Alors qu’en 2009 les ventes d’objets de luxe ont diminuées un peu partout dans le monde, en Chine elles continuent à progresser. En 2010, les ventes de produits de très grands luxe devraient même augmenter de 15%. L’ouverture, le 10 mars, de l’exposition « Luxury & Design» au musée de la prestigieuse Académie chinoise des beaux-arts organisée par l’ECAL, est donc fort à propos… Et la volonté du gouvernement Suisse de mettre en avant les productions de luxe des orfèvres et joailliers helvétes doit être finement analysée. La Chine représente aujourd’hui un marché incontournable pour les produits haut de gamme. L’ensemble des acteurs de ce secteur doit en avoir conscience. La Suisse lance actuellement une très importe opération de relation publique sur le marché Chinois qui va devenir fortement concurrentiel cette année.
L'exposition qui marque le lancement de l’année commémorative entre la Suisse et la République populaire est un condensé de ce qui va se jouer en Chine. Les deux pays célèbrent soixante ans d'établissement de relations bilatérales et grâce à ce vecteur, Berne prévoit d'être très visible en Chine tout au long de l’année 2010.
L'exposition présente un éventail d’½uvres réalisées entre 2005 et 2009 par les étudiants de l'ECAL (Ecole cantonale d'art de Lausanne), filière Master en Design et industrie du luxe. Une dizaine de vitrines de plexiglas posés sur des caisses de sapin estampillées ECAL mettent en valeur, de manière un peu brute, les créations des élèves. Des objets et des bijoux d’une très grande finesse, ou les matériaux précieux comme l’or et le platine s’associent à des diamants et des saphirs… Les visiteurs pourront admirer un seau à glace et un service à thé faits pour la société française d'orfèvrerie Christofle, de la vaisselle dessinée pour l'entreprise française Bernardaud, des pendentifs créés pour l'horloger Audemars Piguet, des bijoux en acier et des bagues en acier pour homme, des snowboards de marque Nidecker sertis de cristaux Swarovski, un avion en chocolat...
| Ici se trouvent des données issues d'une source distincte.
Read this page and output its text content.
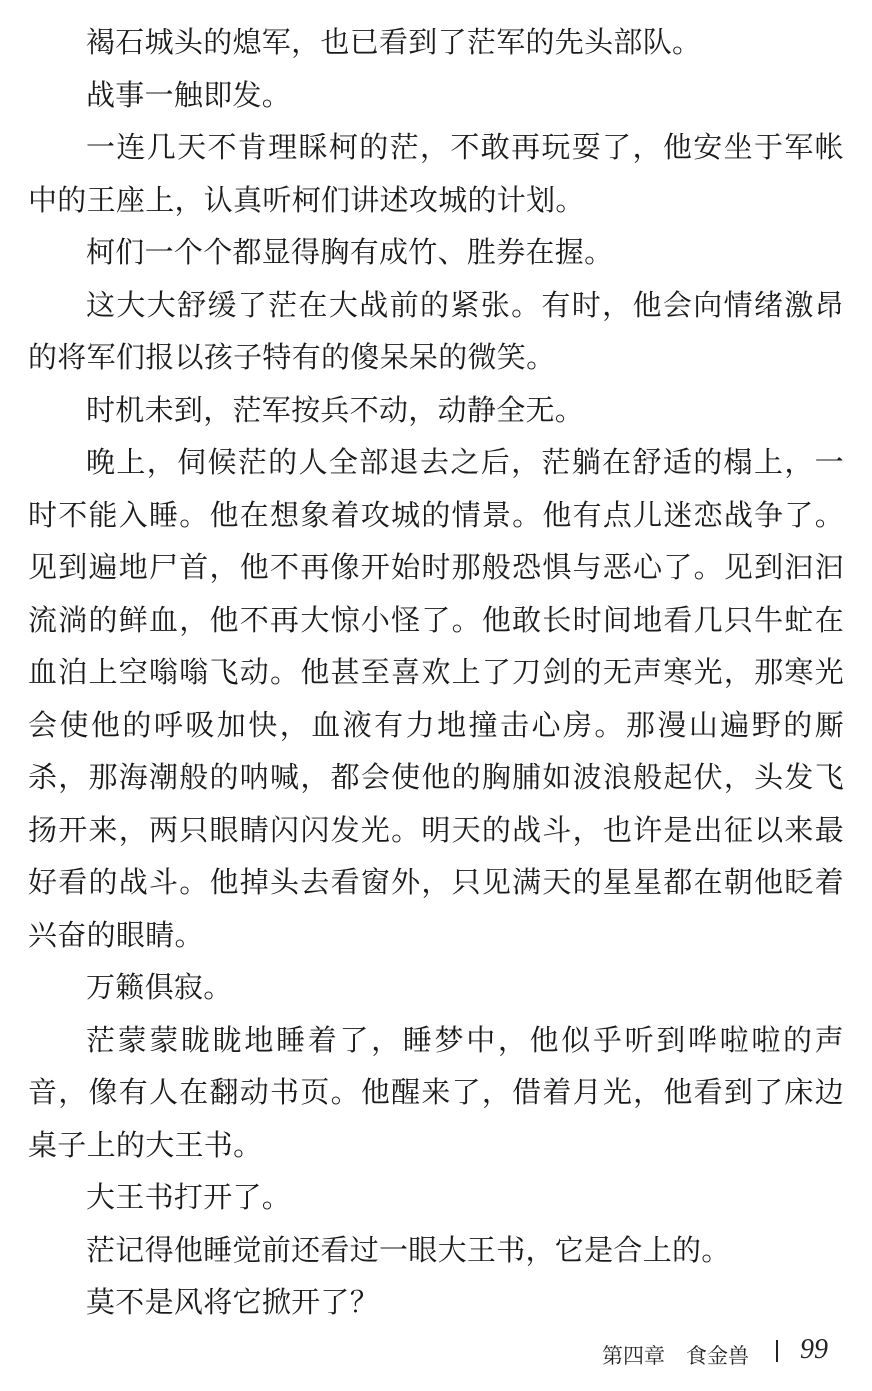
褐石城头的熄军，也已看到了茫军的先头部队。

战事一触即发。

一连几天不肯理睬柯的茫，不敢再玩耍了，他安坐于军帐中的王座上，认真听柯们讲述攻城的计划。

柯们一个个都显得胸有成竹、胜券在握。

这大大舒缓了茫在大战前的紧张。有时，他会向情绪激昂的将军们报以孩子特有的傻呆呆的微笑。

时机未到，茫军按兵不动，动静全无。

晚上，伺候茫的人全部退去之后，茫躺在舒适的榻上，一时不能入睡。他在想象着攻城的情景。他有点儿迷恋战争了。见到遍地尸首，他不再像开始时那般恐惧与恶心了。见到汩汩流淌的鲜血，他不再大惊小怪了。他敢长时间地看几只牛虻在血泊上空嗡嗡飞动。他甚至喜欢上了刀剑的无声寒光，那寒光会使他的呼吸加快，血液有力地撞击心房。那漫山遍野的厮杀，那海潮般的呐喊，都会使他的胸脯如波浪般起伏，头发飞扬开来，两只眼睛闪闪发光。明天的战斗，也许是出征以来最好看的战斗。他掉头去看窗外，只见满天的星星都在朝他眨着兴奋的眼睛。

万籁俱寂。

茫蒙蒙眬眬地睡着了，睡梦中，他似乎听到哗啦啦的声音，像有人在翻动书页。他醒来了，借着月光，他看到了床边桌子上的大王书。

大王书打开了。

茫记得他睡觉前还看过一眼大王书，它是合上的。

莫不是风将它掀开了？

第四章　食金兽 99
Yang Li le directeur de l'Académie des beaux-arts a un regard un peu inquiet en découvrant certaines créations de jeunes designers. Mais pour lui aussi, il n’y a aucune contradiction entre produits de luxe et socialisme à la chinoise ! Pour ce cadre du parti, il est normal que le développement économique s’accompagne d’une demande d’objets de luxe ! Ainsi soit-il !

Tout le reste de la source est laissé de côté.